52. Pengakuan

38.8K 1K 4
                                    

"Setan!"

Agnes terkejut begitu berbalik selesai mengunci pintu rumah, di teras ada sosok laki laki lengkap dengan jaket yang membelakanginya. Gimana tidak terkejut? Rumah sesepi dan hening ini tiba tiba ada cowok datang ke rumah tanpa sepengetahuan nya.

Devan berbalik. "Orang seganteng ini lo bilang setan."

"Kaget asuw! Gue kira maling!" Agnes membenarkan tas slempangnya dan berjalan mendekati Devan.

"Gue udah baik hati nungguin lo berjam jam disini, dan lo malah nganggap gue maling, enak aja!"

"Iya deh iya sorry, kan gue gak tau kalo ternyata yang disuruh Anin jemput gue itu, lo!" ucap Agnes.

"Emangnya kenapa kalo gue yang jemput? Lo bakalan nolak, hm?"

"Jelas, IYA lah! Apa jangan jangan lo lagi yang modus biar bisa deket deket sama gue? Lo kan? Yang minta sama Anin biar jemput gue?" Agnes menatap penuh sinis.

"Halah, dasar cewek! Hidupnya kalo gak banyak insecure ya kebanyakan overtinking! Gak cape apa lo negative thinking terus sama gue?"

"Gak ada sejarahnya cewek biasa aja ngeliat cowok yang awalnya asing, gak kenal, tiba tiba baik, tiba tiba mau jemput gue kaya gini, apalagi kalo cowoknya kaya lo! Patut di curigai sih!

"Gak semua cowo baik itu suka, Nes! Gue cuma kasihan kalo harus ngebiarin lo berangkat sendiri, jadi jangan kegeeran!" setelah berucap Devan melenggang dari sana.

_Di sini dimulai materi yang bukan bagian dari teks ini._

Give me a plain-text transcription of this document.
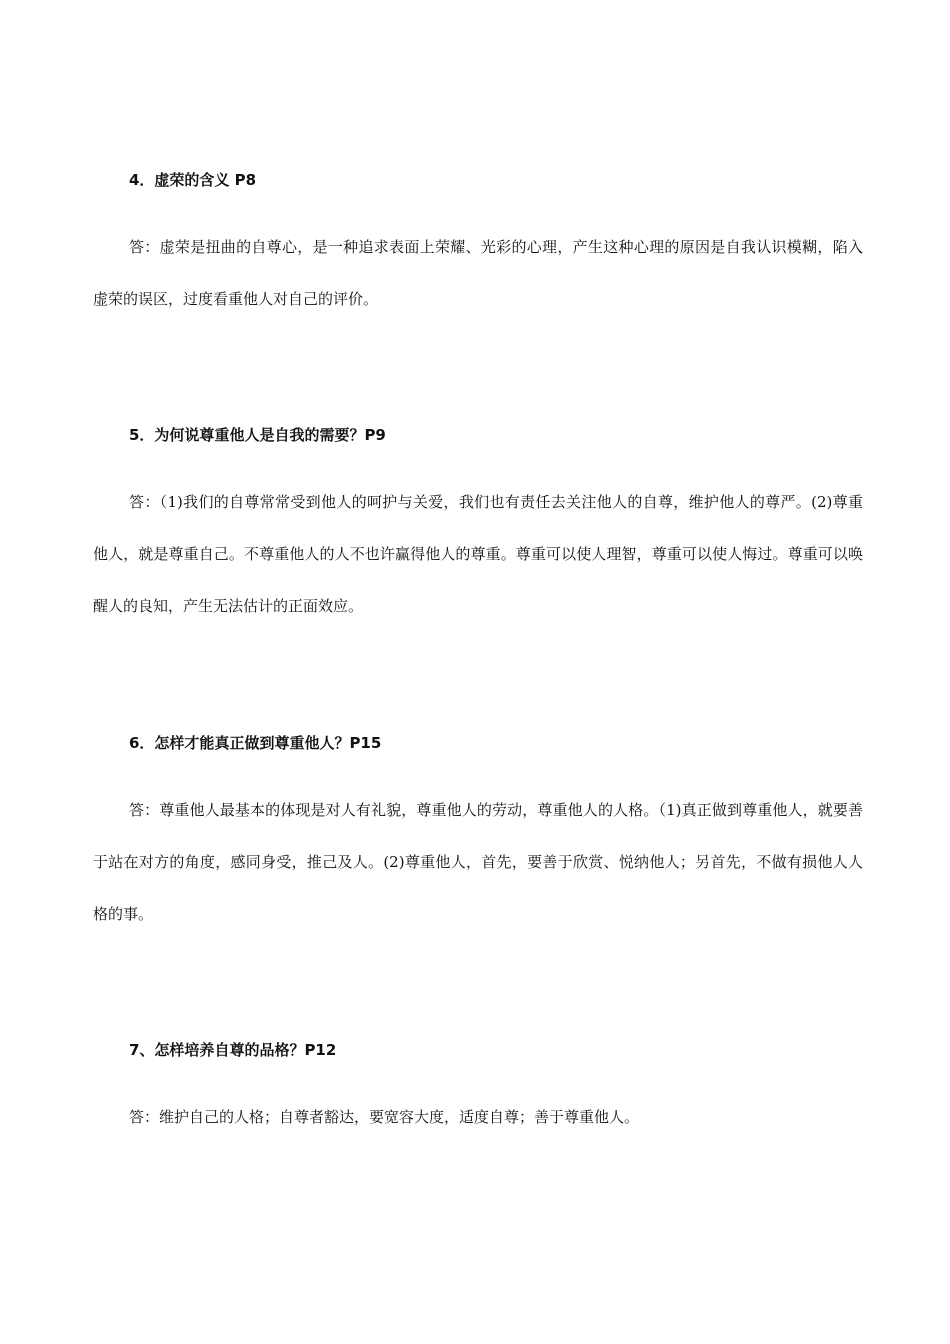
4．虚荣的含义 P8
答：虚荣是扭曲的自尊心，是一种追求表面上荣耀、光彩的心理，产生这种心理的原因是自我认识模糊，陷入虚荣的误区，过度看重他人对自己的评价。
5．为何说尊重他人是自我的需要？P9
答：（1)我们的自尊常常受到他人的呵护与关爱，我们也有责任去关注他人的自尊，维护他人的尊严。(2)尊重他人，就是尊重自己。不尊重他人的人不也许赢得他人的尊重。尊重可以使人理智，尊重可以使人悔过。尊重可以唤醒人的良知，产生无法估计的正面效应。
6．怎样才能真正做到尊重他人？P15
答：尊重他人最基本的体现是对人有礼貌，尊重他人的劳动，尊重他人的人格。（1)真正做到尊重他人，就要善于站在对方的角度，感同身受，推己及人。(2)尊重他人，首先，要善于欣赏、悦纳他人；另首先，不做有损他人人格的事。
7、怎样培养自尊的品格？P12
答：维护自己的人格；自尊者豁达，要宽容大度，适度自尊；善于尊重他人。
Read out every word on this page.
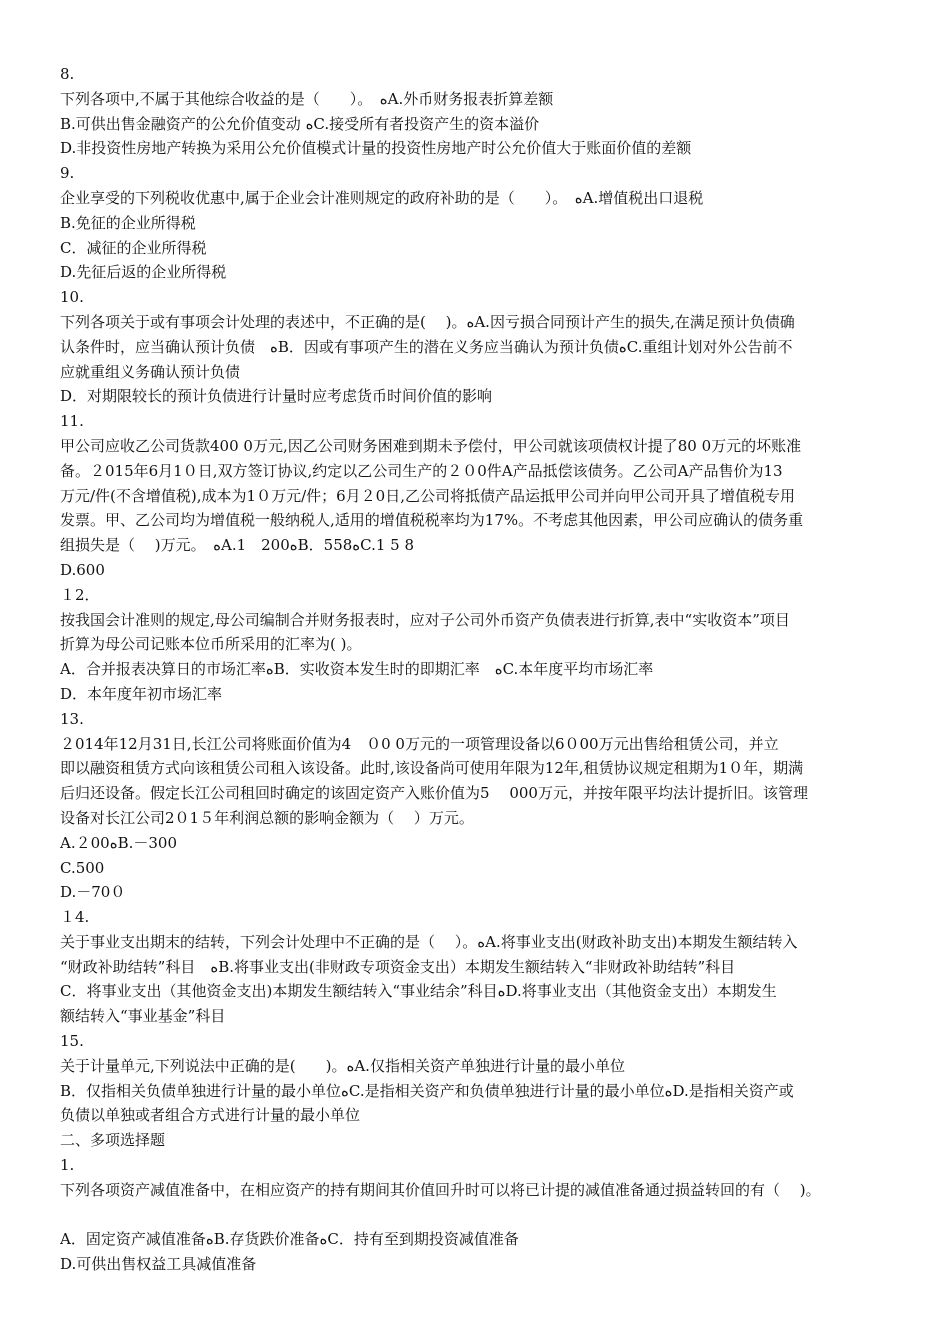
8.
下列各项中,不属于其他综合收益的是（　　）。　ﻩA.外币财务报表折算差额
B.可供出售金融资产的公允价值变动 ﻩC.接受所有者投资产生的资本溢价
D.非投资性房地产转换为采用公允价值模式计量的投资性房地产时公允价值大于账面价值的差额
9.
企业享受的下列税收优惠中,属于企业会计准则规定的政府补助的是（　　）。　ﻩA.增值税出口退税
B.免征的企业所得税
C．减征的企业所得税
D.先征后返的企业所得税
10.
下列各项关于或有事项会计处理的表述中，不正确的是(　 )。ﻩA.因亏损合同预计产生的损失,在满足预计负债确
认条件时，应当确认预计负债　ﻩB．因或有事项产生的潜在义务应当确认为预计负债ﻩC.重组计划对外公告前不
应就重组义务确认预计负债
D．对期限较长的预计负债进行计量时应考虑货币时间价值的影响
11.
甲公司应收乙公司货款400 0万元,因乙公司财务困难到期未予偿付，甲公司就该项债权计提了80 0万元的坏账准
备。２015年6月1０日,双方签订协议,约定以乙公司生产的２０0件A产品抵偿该债务。乙公司A产品售价为13
万元/件(不含增值税),成本为1０万元/件；6月２0日,乙公司将抵债产品运抵甲公司并向甲公司开具了增值税专用
发票。甲、乙公司均为增值税一般纳税人,适用的增值税税率均为17%。不考虑其他因素，甲公司应确认的债务重
组损失是（　 )万元。　ﻩA.1　200ﻩB．558ﻩC.1 5 8
D.600
１2．
按我国会计准则的规定,母公司编制合并财务报表时，应对子公司外币资产负债表进行折算,表中“实收资本”项目
折算为母公司记账本位币所采用的汇率为( )。
A．合并报表决算日的市场汇率ﻩB．实收资本发生时的即期汇率　ﻩC.本年度平均市场汇率
D．本年度年初市场汇率
13.
２014年12月31日,长江公司将账面价值为4　０0 0万元的一项管理设备以6０00万元出售给租赁公司，并立
即以融资租赁方式向该租赁公司租入该设备。此时,该设备尚可使用年限为12年,租赁协议规定租期为1０年，期满
后归还设备。假定长江公司租回时确定的该固定资产入账价值为5　 000万元，并按年限平均法计提折旧。该管理
设备对长江公司2０1５年利润总额的影响金额为（　 ）万元。
A.２00ﻩB.－300
C.500
D.－70０
１4.
关于事业支出期末的结转，下列会计处理中不正确的是（　 ）。ﻩA.将事业支出(财政补助支出)本期发生额结转入
“财政补助结转”科目　ﻩB.将事业支出(非财政专项资金支出）本期发生额结转入“非财政补助结转”科目
C．将事业支出（其他资金支出)本期发生额结转入“事业结余”科目ﻩD.将事业支出（其他资金支出）本期发生
额结转入“事业基金”科目
15.
关于计量单元,下列说法中正确的是(　　)。ﻩA.仅指相关资产单独进行计量的最小单位
B．仅指相关负债单独进行计量的最小单位ﻩC.是指相关资产和负债单独进行计量的最小单位ﻩD.是指相关资产或
负债以单独或者组合方式进行计量的最小单位
二、多项选择题
1.
下列各项资产减值准备中，在相应资产的持有期间其价值回升时可以将已计提的减值准备通过损益转回的有（　 )。
A．固定资产减值准备ﻩB.存货跌价准备ﻩC．持有至到期投资减值准备
D.可供出售权益工具减值准备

Dan Agnes mengikuti langkah Devan memasuki mobil sedan hitam yang terparkir di depan rumah. "Pake sabuknya, kalo terjadi apa apa biar gue gak masuk penjara."

"Iya iya, gitu banget sih jadi cowok." gumam Agnes yang masih bisa di dengar oleh telinga Devan.

Devan fokus mengendarai mobilnya di atas kecepatan rata rata, membelah jalan raya yang ramai pengendara, hari ini mereka akan menemui Syela di rumah sakit dan menyusul yang lain yang sudah ada di sana.

Dari lubuk hatinya yang paling dalam, sebenarnya Devan menaruh rasa suka sama Agnes, tapi terhalang oleh gengsinya yang setinggi harapan orang tua. Bisa bisanya dia menyukai perempuan yang jauh dari tipe-nya, Agnes itu pecicilan, toxic, cengeng, suka nge-gas kalo ngomong gak ada lembut lembutnya sama sekali. Tapi kenapa dia semenarik itu? Baginya.

Supaya tidak terlalu canggung di tengah keheningan ini, Devan mencoba membuka topik pembicaraan. "Ekehm! Setelah Lulus sekolah, lo mau lanjut kemana?"

"Belum kepikiran, gimana nanti aja, " jawabnya fokus bermain ponsel.

Devan menoleh sekilas ke arahnya lalu menatap lurus ke depan. "Gue harap setelah lulus sekolah lo gak langsung nikah."

"Dih? Emangnya kenapa? Kalo pun gue nikah muda gak bikin lo rugi kan? Jadi terserah gue lah."

"Kuliah dulu yang bener, baru nikah," ucap Devan membenarkan.

"Males kuliah, capek! Gue mau langsung nikah aja!"

"Kenapa emangnya?"

"Sekolah banyak ujian, apalagi kuliah! Bisa mati gue kena tekanan batin!"

"Terus, kalo udah nikah aja banyak ujian lo mau balik kuliah lagi? Gitu?" tanya Devan.

"Y-ya bisa jadi sih." ia menggaruk tekuknya tak gatal."Jadi intinya mau nikah tergantung mood gue."

"Emang udah ada calonnya?"

"Ya belum sih! Tapi kan siapa tau nanti tuhan datangin gue sugar daddy yang tiba tiba ngelamar, terus kita nikah, tinggal di mansion, terus gue cere minta harta gono gini, dan gue jadi kaya, selesai deh nikahannya, udah." oceh Agnes.